The familial ties also seem rather odd. In the first generation of Jesus, no one mentions his marriage or family. Yet his familiy and followers -- ossuaries of Matthew and James are supposedly among the discoveries -- supposedly felt it of no moment to bury him with his wife and son, despite their refusal to acknowledge a marriage. By the time his son would have died, the Gospels would already have been written and prophesied in the region and further to Greece and Rome.

And all of this evidence would have been left in the open, in a tomb in the middle of the largest city in the region, where anyone could have discovered it.

Scholars, atheists, and other interested parties have spent two millenia trying to figure out the sleight of hand Jesus's followers used to dispose of his body after the crucifixion. After all, the resurrection had to be a fake, right?

Unfortunately for the naysayers, they've never found the body, which leaves them with a real hole in the "they hid the body" theory. Not to mention all those martyrs who died horrible deaths to cover the sham of Christianity.

Why is it easier to believe that early Christians found a surefire way to hide Jesus's body and were then willing to be tortured and martyred for the cause, than to believe that Jesus was who He said He was and that his followers knew it?
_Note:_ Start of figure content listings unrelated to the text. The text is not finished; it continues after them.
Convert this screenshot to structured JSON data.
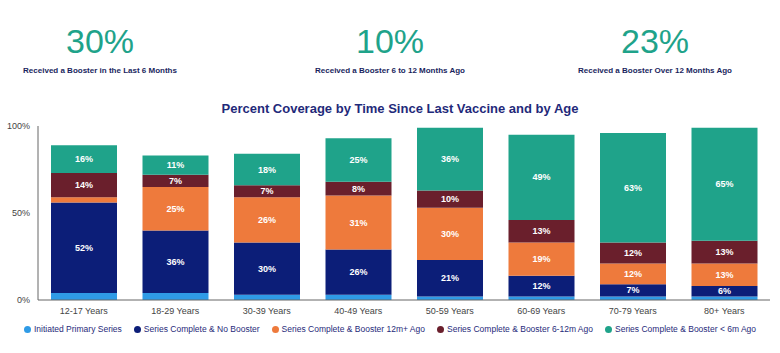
{
  "kpis": [
    {
      "value": "30%",
      "label": "Received a Booster in the Last 6 Months"
    },
    {
      "value": "10%",
      "label": "Received a Booster 6 to 12 Months Ago"
    },
    {
      "value": "23%",
      "label": "Received a Booster Over 12 Months Ago"
    }
  ],
  "chart_data": {
    "type": "bar",
    "title": "Percent Coverage by Time Since Last Vaccine and by Age",
    "stacked": true,
    "legend": "bottom",
    "grid": false,
    "data_labels": true,
    "categories": [
      "12-17 Years",
      "18-29 Years",
      "30-39 Years",
      "40-49 Years",
      "50-59 Years",
      "60-69 Years",
      "70-79 Years",
      "80+ Years"
    ],
    "ylim": [
      0,
      100
    ],
    "yticks": [
      {
        "value": 0,
        "label": "0%"
      },
      {
        "value": 50,
        "label": "50%"
      },
      {
        "value": 100,
        "label": "100%"
      }
    ],
    "series": [
      {
        "name": "Initiated Primary Series",
        "color": "#2f9be6",
        "data_labels": false,
        "values": [
          4,
          4,
          3,
          3,
          2,
          2,
          2,
          2
        ]
      },
      {
        "name": "Series Complete & No Booster",
        "color": "#0c1e78",
        "values": [
          52,
          36,
          30,
          26,
          21,
          12,
          7,
          6
        ],
        "value_labels": [
          "52%",
          "36%",
          "30%",
          "26%",
          "21%",
          "12%",
          "7%",
          "6%"
        ]
      },
      {
        "name": "Series Complete & Booster 12m+ Ago",
        "color": "#ee7a3c",
        "values": [
          3,
          25,
          26,
          31,
          30,
          19,
          12,
          13
        ],
        "value_labels": [
          null,
          "25%",
          "26%",
          "31%",
          "30%",
          "19%",
          "12%",
          "13%"
        ]
      },
      {
        "name": "Series Complete & Booster 6-12m Ago",
        "color": "#6a1f2c",
        "values": [
          14,
          7,
          7,
          8,
          10,
          13,
          12,
          13
        ],
        "value_labels": [
          "14%",
          "7%",
          "7%",
          "8%",
          "10%",
          "13%",
          "12%",
          "13%"
        ]
      },
      {
        "name": "Series Complete & Booster < 6m Ago",
        "color": "#1fa38a",
        "values": [
          16,
          11,
          18,
          25,
          36,
          49,
          63,
          65
        ],
        "value_labels": [
          "16%",
          "11%",
          "18%",
          "25%",
          "36%",
          "49%",
          "63%",
          "65%"
        ]
      }
    ]
  }
}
It seems that believing Jesus married Mary Magdalene, had a son, and all three died without fanfare or notice by the Romans is a bit more farfetched.

UPDATE: A.P. writer Marshall Thompson has an article disputing the Discovery Channel "documentary."
Stephen Pfann, a biblical scholar at the University of the Holy Land in Jerusalem who was interviewed in the documentary, said the film's hypothesis holds little weight.
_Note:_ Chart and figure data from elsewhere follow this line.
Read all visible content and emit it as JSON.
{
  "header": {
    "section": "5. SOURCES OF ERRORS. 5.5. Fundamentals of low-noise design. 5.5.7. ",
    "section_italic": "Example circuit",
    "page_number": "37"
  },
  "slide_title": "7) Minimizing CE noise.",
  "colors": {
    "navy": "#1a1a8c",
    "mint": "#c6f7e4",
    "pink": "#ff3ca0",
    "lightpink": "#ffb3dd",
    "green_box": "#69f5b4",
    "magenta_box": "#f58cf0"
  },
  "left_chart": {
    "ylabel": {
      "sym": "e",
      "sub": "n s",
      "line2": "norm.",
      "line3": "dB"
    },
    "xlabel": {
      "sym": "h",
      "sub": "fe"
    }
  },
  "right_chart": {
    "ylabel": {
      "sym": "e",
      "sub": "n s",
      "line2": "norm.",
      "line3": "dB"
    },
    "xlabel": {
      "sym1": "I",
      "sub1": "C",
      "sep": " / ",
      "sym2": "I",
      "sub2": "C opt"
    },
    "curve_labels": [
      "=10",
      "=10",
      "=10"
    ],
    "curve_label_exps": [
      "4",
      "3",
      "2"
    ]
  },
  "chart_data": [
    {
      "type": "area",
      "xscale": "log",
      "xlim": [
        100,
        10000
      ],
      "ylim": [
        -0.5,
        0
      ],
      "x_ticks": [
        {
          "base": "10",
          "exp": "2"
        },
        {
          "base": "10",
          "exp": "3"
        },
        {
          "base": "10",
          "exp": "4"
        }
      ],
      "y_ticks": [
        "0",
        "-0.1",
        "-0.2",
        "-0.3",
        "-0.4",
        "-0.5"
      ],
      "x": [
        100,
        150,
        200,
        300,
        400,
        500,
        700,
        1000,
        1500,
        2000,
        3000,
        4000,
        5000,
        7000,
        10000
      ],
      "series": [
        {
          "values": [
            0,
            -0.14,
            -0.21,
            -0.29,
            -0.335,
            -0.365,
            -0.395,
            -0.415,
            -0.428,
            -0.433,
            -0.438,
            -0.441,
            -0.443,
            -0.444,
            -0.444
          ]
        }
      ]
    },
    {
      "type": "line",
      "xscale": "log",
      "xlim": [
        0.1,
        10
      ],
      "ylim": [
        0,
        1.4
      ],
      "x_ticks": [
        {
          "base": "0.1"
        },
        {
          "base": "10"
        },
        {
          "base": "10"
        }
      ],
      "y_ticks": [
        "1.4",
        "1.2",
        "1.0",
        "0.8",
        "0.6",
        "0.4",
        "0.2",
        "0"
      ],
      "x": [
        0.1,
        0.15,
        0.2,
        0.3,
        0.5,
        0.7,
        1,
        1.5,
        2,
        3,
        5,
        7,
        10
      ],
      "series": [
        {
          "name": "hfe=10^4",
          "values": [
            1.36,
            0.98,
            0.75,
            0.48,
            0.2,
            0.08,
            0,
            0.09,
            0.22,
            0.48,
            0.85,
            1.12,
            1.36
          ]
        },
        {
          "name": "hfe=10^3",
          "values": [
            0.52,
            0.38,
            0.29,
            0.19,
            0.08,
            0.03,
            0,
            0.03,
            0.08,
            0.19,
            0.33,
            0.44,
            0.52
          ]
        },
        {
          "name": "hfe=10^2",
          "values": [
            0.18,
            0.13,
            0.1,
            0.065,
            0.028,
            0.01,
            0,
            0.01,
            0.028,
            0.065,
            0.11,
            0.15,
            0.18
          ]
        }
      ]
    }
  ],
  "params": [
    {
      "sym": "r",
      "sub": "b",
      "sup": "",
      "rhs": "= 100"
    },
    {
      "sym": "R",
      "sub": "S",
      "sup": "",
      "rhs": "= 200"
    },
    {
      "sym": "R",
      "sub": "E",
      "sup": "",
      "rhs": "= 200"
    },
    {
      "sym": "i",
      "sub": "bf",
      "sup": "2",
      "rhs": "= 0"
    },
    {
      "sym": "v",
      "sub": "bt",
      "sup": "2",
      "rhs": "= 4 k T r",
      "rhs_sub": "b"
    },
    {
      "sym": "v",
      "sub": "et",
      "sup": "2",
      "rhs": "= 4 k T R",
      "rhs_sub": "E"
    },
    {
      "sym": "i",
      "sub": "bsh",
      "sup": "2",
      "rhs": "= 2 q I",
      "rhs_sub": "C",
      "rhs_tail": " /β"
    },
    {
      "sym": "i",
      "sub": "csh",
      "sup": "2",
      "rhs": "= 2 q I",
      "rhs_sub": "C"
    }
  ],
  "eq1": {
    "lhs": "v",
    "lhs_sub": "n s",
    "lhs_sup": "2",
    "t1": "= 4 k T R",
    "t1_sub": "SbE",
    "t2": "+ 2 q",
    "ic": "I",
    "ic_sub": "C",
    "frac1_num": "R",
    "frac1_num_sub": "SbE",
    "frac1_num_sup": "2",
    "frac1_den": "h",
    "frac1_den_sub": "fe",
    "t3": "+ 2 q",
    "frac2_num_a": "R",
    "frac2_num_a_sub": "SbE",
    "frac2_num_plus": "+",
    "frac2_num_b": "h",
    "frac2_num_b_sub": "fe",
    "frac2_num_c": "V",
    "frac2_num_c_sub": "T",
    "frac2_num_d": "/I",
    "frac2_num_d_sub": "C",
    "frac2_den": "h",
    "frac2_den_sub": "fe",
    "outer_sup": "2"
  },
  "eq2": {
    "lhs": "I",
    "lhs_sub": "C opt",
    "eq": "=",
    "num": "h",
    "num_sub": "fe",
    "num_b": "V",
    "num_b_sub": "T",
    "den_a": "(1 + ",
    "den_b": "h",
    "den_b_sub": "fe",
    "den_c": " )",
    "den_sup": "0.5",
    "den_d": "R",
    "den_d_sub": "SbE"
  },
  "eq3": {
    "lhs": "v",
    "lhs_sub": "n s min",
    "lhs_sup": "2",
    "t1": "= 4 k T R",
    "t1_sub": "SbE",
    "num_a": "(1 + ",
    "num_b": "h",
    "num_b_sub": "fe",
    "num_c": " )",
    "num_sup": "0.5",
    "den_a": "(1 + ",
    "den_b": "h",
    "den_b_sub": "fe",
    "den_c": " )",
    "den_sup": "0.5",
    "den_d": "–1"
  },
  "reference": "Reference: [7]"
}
"I don't think that Christians are going to buy into this," Pfann said. "But skeptics, in general, would like to see something that pokes holes into the story that so many people hold dear."
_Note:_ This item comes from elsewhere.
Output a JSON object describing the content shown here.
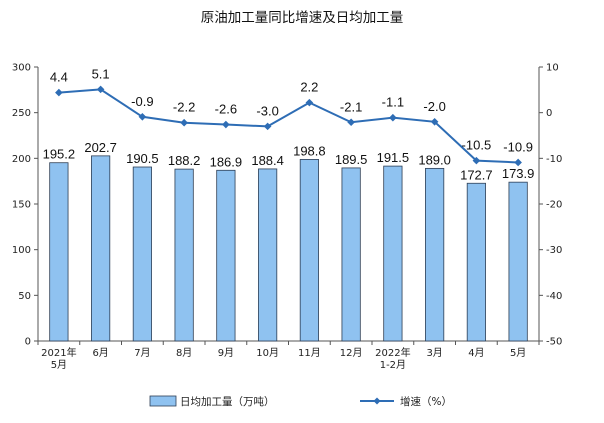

"How possible is it?" Pfann said. "On a scale of one through 10 _ 10 being completely possible _ it's probably a one, maybe a one and a half."

Pfann is even unsure that the name "Jesus" on the caskets was read correctly. He thinks it's more likely the name "Hanun."

Kloner also said the filmmakers' assertions are false.

"It was an ordinary middle-class Jerusalem burial cave," Kloner said. "The names on the caskets are the most common names found among Jews at the time."

Archaeologists also balk at the filmmaker's claim that the James Ossuary _ the center of a famous antiquities fraud in Israel _ might have originated from the same cave. In 2005, Israel charged five suspects with forgery in connection with the infamous bone box.

"I don't think the James Ossuary came from the same cave," said Dan Bahat, an archaeologist at Bar-Ilan University. "If it were found there, the man who made the forgery would have taken something better. He would have taken Jesus."